I’d say Atlas Triggers are a great alternative to what’s described in the blog post. If you go with them, you’d need to define an Atlas Function (a JavaScript function executed on Atlas) that publishes messages to Cloud Pub/Sub. I played around with this scenario and I can confirm it’s possible. There are a couple of caveats though:

  1. Atlas Functions don’t support the Node.js library for Cloud Pub/Sub @google-cloud/pubsub. However, you can use the Pub/Sub REST API instead — Cloud Pub/Sub API  |  Cloud Pub/Sub Documentation  |  Google Cloud.

  2. Authenticating to Google Cloud through Atlas Functions can be a bit tricky. I recommend using the google-auth-library and JWT authentication.

3. [Bonus] Alternative integration between Atlas and BigQuery

Another way to set up a stream between Atlas and BigQuery, is by using Dataflow — https://cloud.google.com/blog/products/data-analytics/mongodb-atlas-and-bigquery-dataflow-templates.

2 Likes

Hi @Stanimira_Vlaeva.
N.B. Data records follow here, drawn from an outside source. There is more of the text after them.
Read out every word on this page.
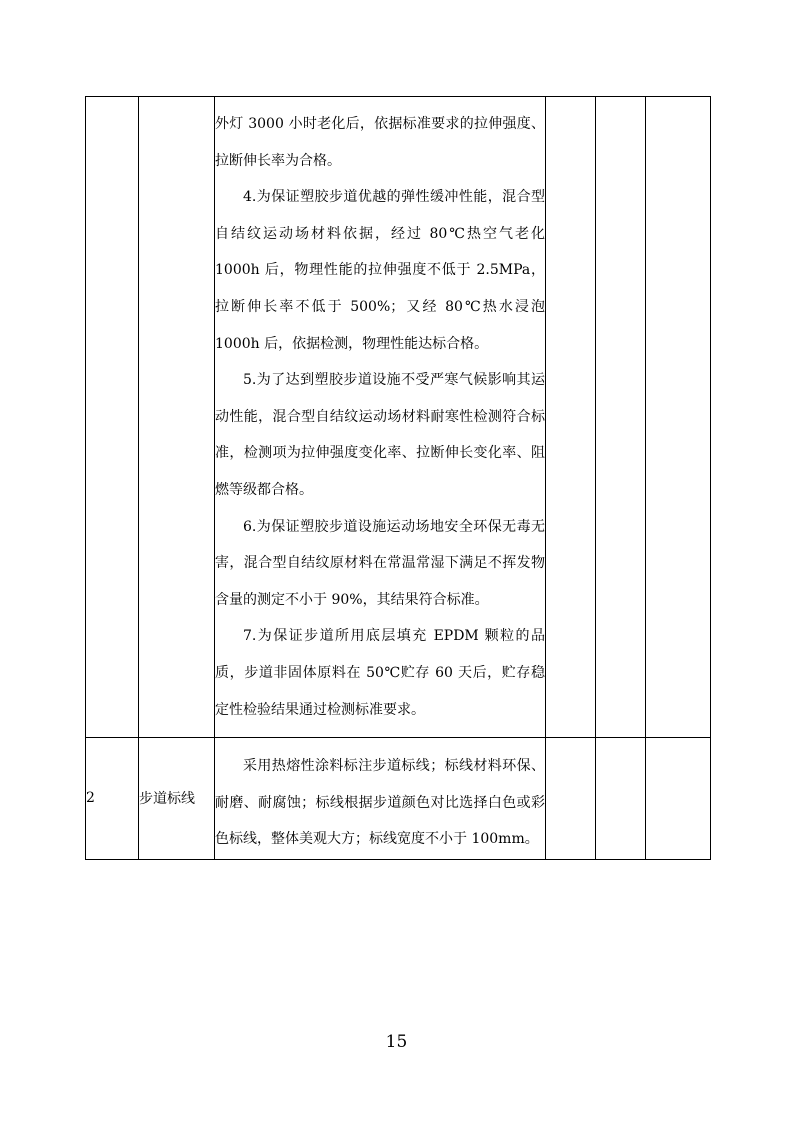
		外灯 3000 小时老化后，依据标准要求的拉伸强度、拉断伸长率为合格。

4.为保证塑胶步道优越的弹性缓冲性能，混合型自结纹运动场材料依据，经过 80℃热空气老化 1000h 后，物理性能的拉伸强度不低于 2.5MPa，拉断伸长率不低于 500%；又经 80℃热水浸泡 1000h 后，依据检测，物理性能达标合格。

5.为了达到塑胶步道设施不受严寒气候影响其运动性能，混合型自结纹运动场材料耐寒性检测符合标准，检测项为拉伸强度变化率、拉断伸长变化率、阻燃等级都合格。

6.为保证塑胶步道设施运动场地安全环保无毒无害，混合型自结纹原材料在常温常湿下满足不挥发物含量的测定不小于 90%，其结果符合标准。

7.为保证步道所用底层填充 EPDM 颗粒的品质，步道非固体原料在 50℃贮存 60 天后，贮存稳定性检验结果通过检测标准要求。			

2	步道标线	采用热熔性涂料标注步道标线；标线材料环保、耐磨、耐腐蚀；标线根据步道颜色对比选择白色或彩色标线，整体美观大方；标线宽度不小于 100mm。			

15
Thanks for taking the time to such a helpful answer.

  1. What I expected. Ideally I’m looking to stay serverless on this one.

  2. That sounds like a semi-viable option. Why don’t Atlas Functions support the Node.js library for Pub/Sub? Surely it would be quite necessary in this type of situation? Thanks also for the tip about authenticating.

  3. Using Dataflow is a good option but don’t you still have this same dilemma where you first need to listen and write messages to Pub/Sub to be consumed by Dataflow? That loops back to needing one of the first two approaches. In my particular case I don’t really need any transformations on the data, just having the changes sync’d up to BigQuery. That’s why I was looking at using the BigQuery streaming ingest from Pub/Sub as per the blog post, or via Atlas Triggers.

Thanks again.

Hi Ian, if you’re still stuck on this you could try out Streamkap. We have a number of companies using our service to stream data from MongoDB to BigQuery.

hello @Ian, I am facing a similar challenge. Need to stream data from Mongdodb to Bigquery. How did you proceed ?